Second, decide whether the aromas are pleasant. If you find the aromas attractive, that’s a good sign. If there’s something the puts you off–swamp gas, musty or moldy smells, etc.–that can be a bad sign.

Third, try to generally describe the aromas. Are they floral? Fruity? Spicy? Earthy? Something else?

Once you’ve narrowed these issues down, then you can use a tool to help you better identify the aromas. One great tool happens to be free, the Wine Aroma Card published by Vinography.com. To be frank, I wish I had thought of this. But I’m glad that Alder Yarrow did and made it available to everyone. This card is something you can print out, cut to size, fold and carry in your wallet. No larger than a business card, it’s almost perfect. You can take it with you to wineries, tasting events, or just use it at home on a Tuesday evening.

A second tool is not free, but it’s well worth the low cost. The Wine Aroma Wheel is the creation of Ann C. Noble, a professor in California. It organizes aromas by broad and then increasingly narrow categories. This format works well for some, not so well for others. The disadvantage to this wheel is that its size precludes you from carrying it in your pocket, but it seems to be a bit more organized than the aroma card.
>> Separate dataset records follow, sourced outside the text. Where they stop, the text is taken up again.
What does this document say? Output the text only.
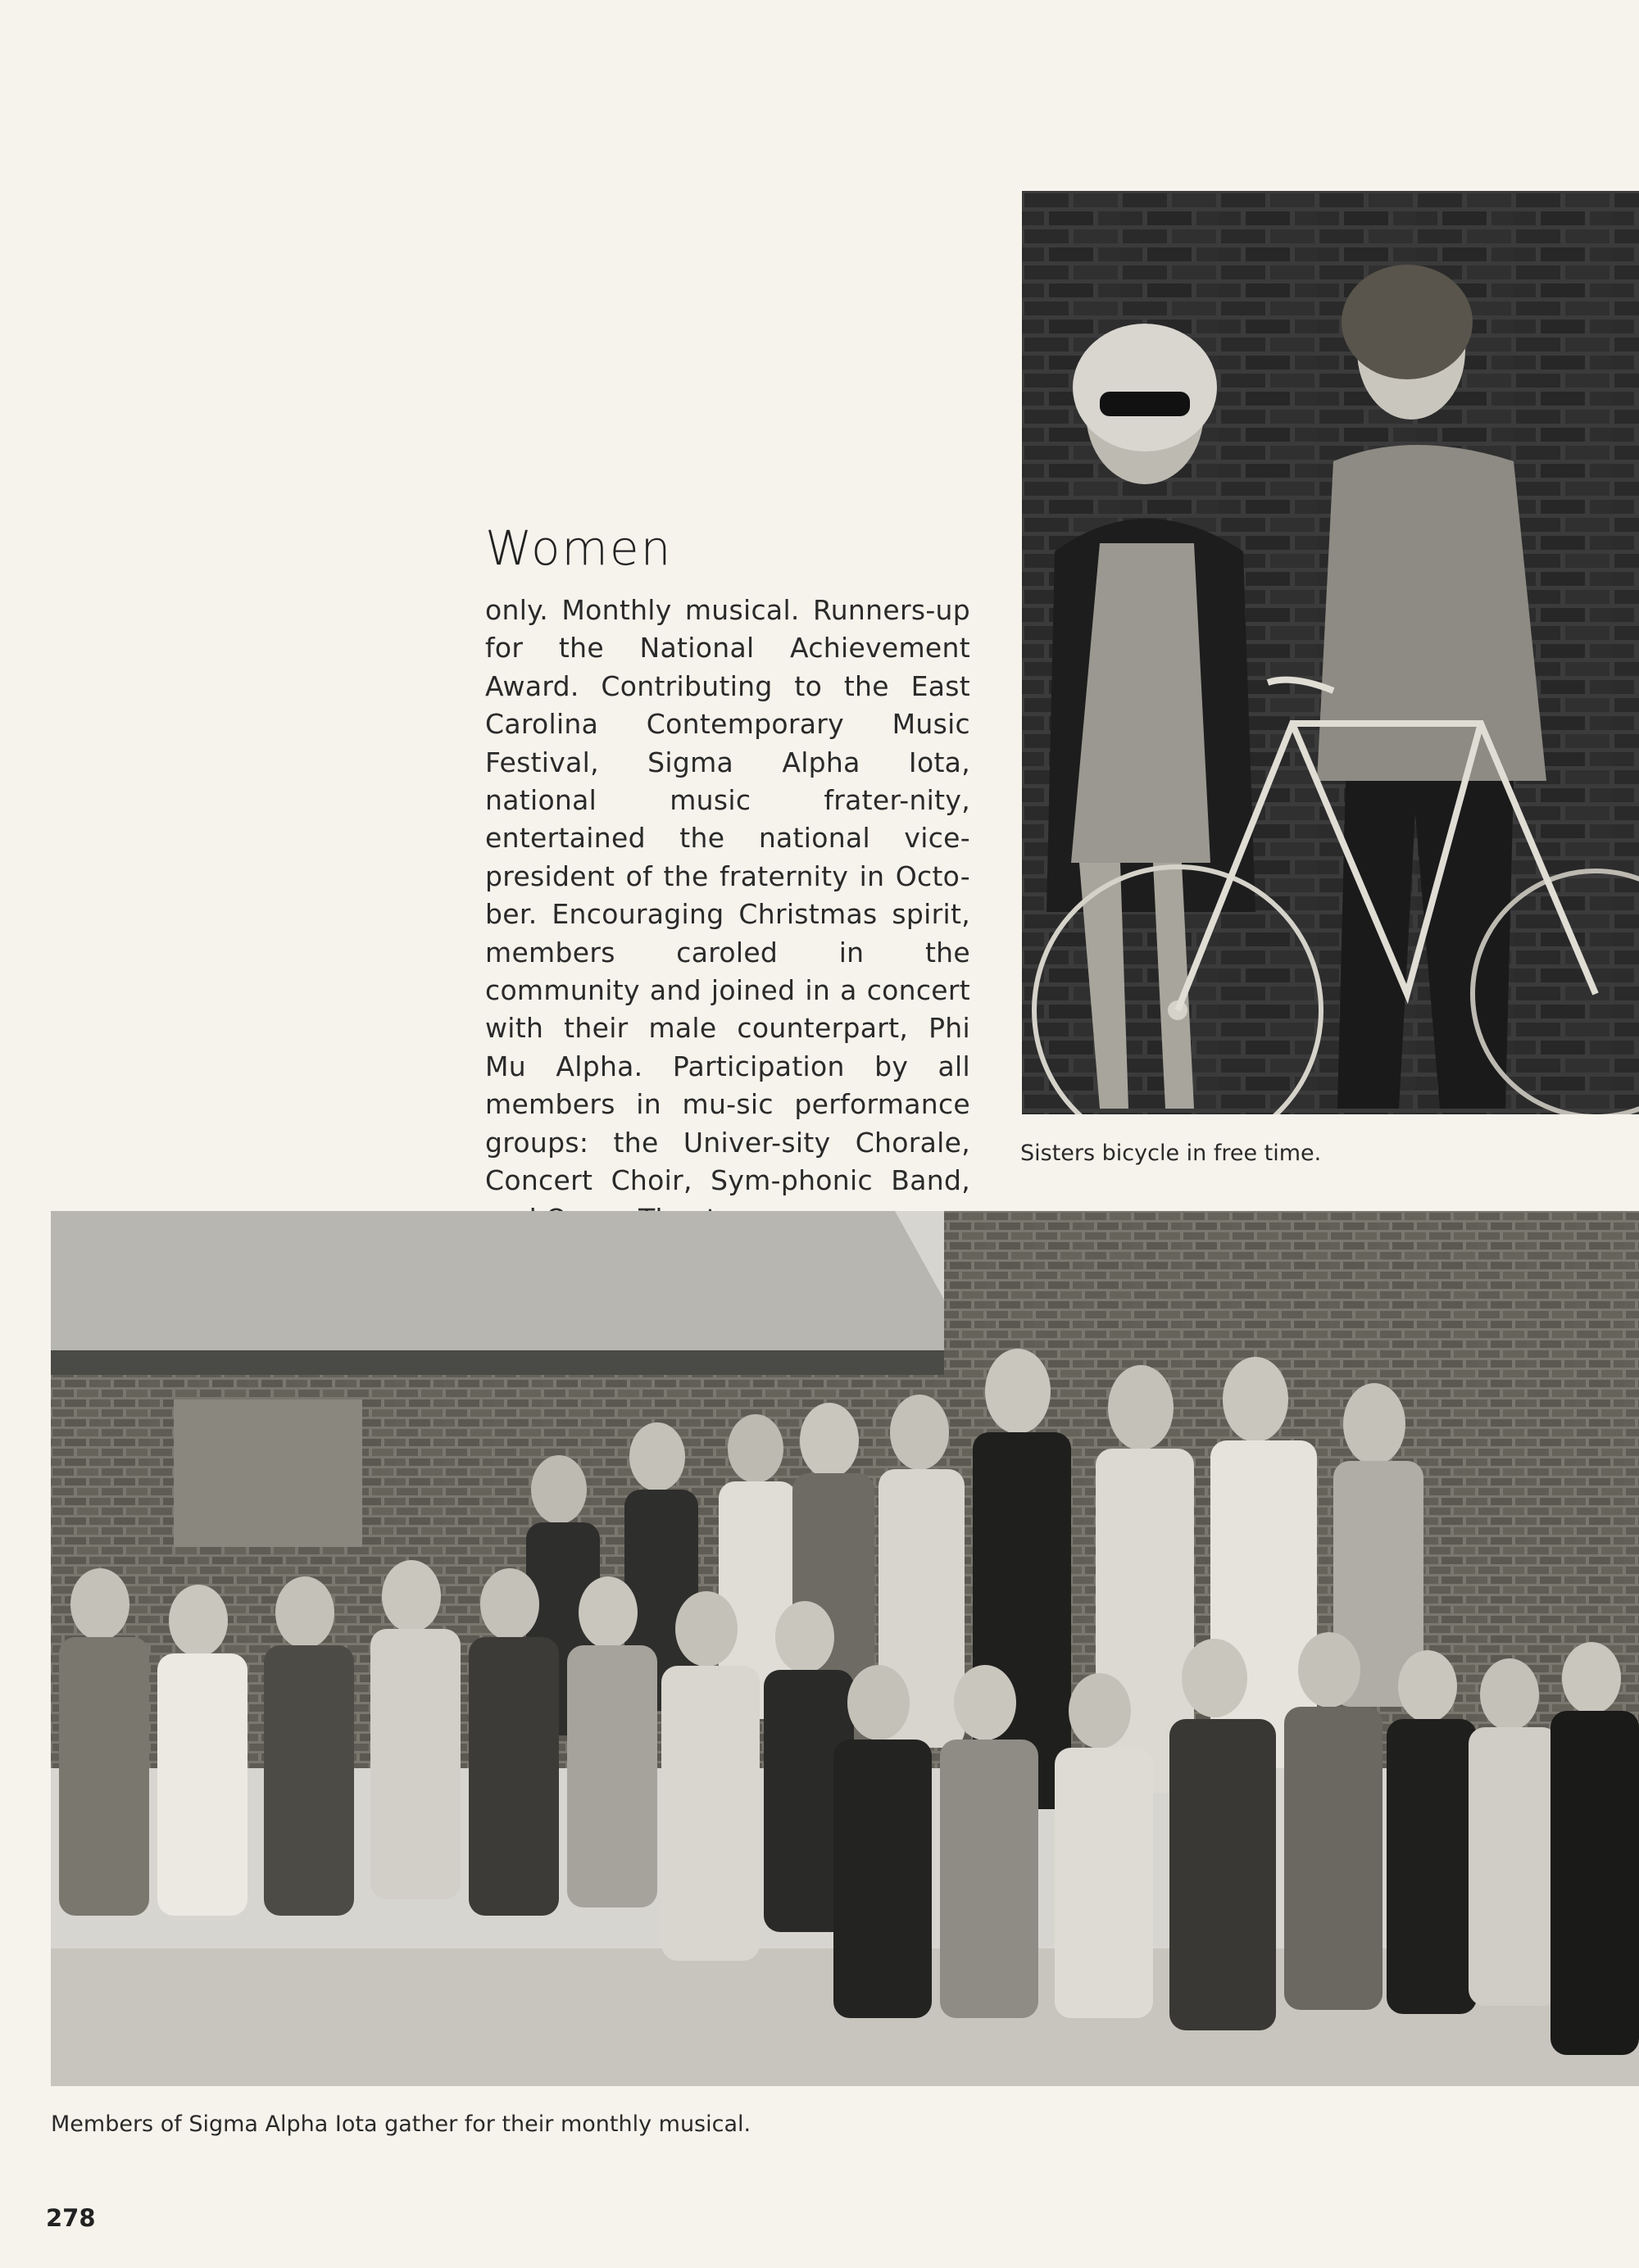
Women

only. Monthly musical. Runners-up for the National Achievement Award. Contributing to the East Carolina Contemporary Music Festival, Sigma Alpha Iota, national music frater-nity, entertained the national vice-president of the fraternity in Octo-ber. Encouraging Christmas spirit, members caroled in the community and joined in a concert with their male counterpart, Phi Mu Alpha. Participation by all members in mu-sic performance groups: the Univer-sity Chorale, Concert Choir, Sym-phonic Band,

Sisters bicycle in free time.

Members of Sigma Alpha Iota gather for their monthly musical.

278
Okay, so you have a better idea now how to identify and describe wine’s aromas. But why the #!%@$ do we even care?

This is a great question. For most wine drinkers, it probably doesn’t matter if you can identify the aromas in a glass of wine. Even for most enthusiasts it may not make a difference. If you want to enjoy wine and not become too serious, don’t sweat it. Just enjoy the experience and don’t give it a second thought.

The important point here is that you do not have to be able to pick out every aroma in order to find pleasure in wine. If you want to work toward being able to identify particular aromas, then practice doing it. But if you can’t seem to get the hang of it, you can still be as much a wine enthusiast as anyone else. My own olafactory senses are not that great, but that doesn’t stop me from drinking and having fun with wine. Sometimes I can pick out an aroma, most of the time I don’t. But I don’t care.

And you don’t need to care, either. Just enjoy the wine. Over time you’ll find yourself becoming more interested in trying to distinguish the wine aromas. Maybe you won’t. But you’ll definitely enjoy the wine more if you pay some attention to the aromas.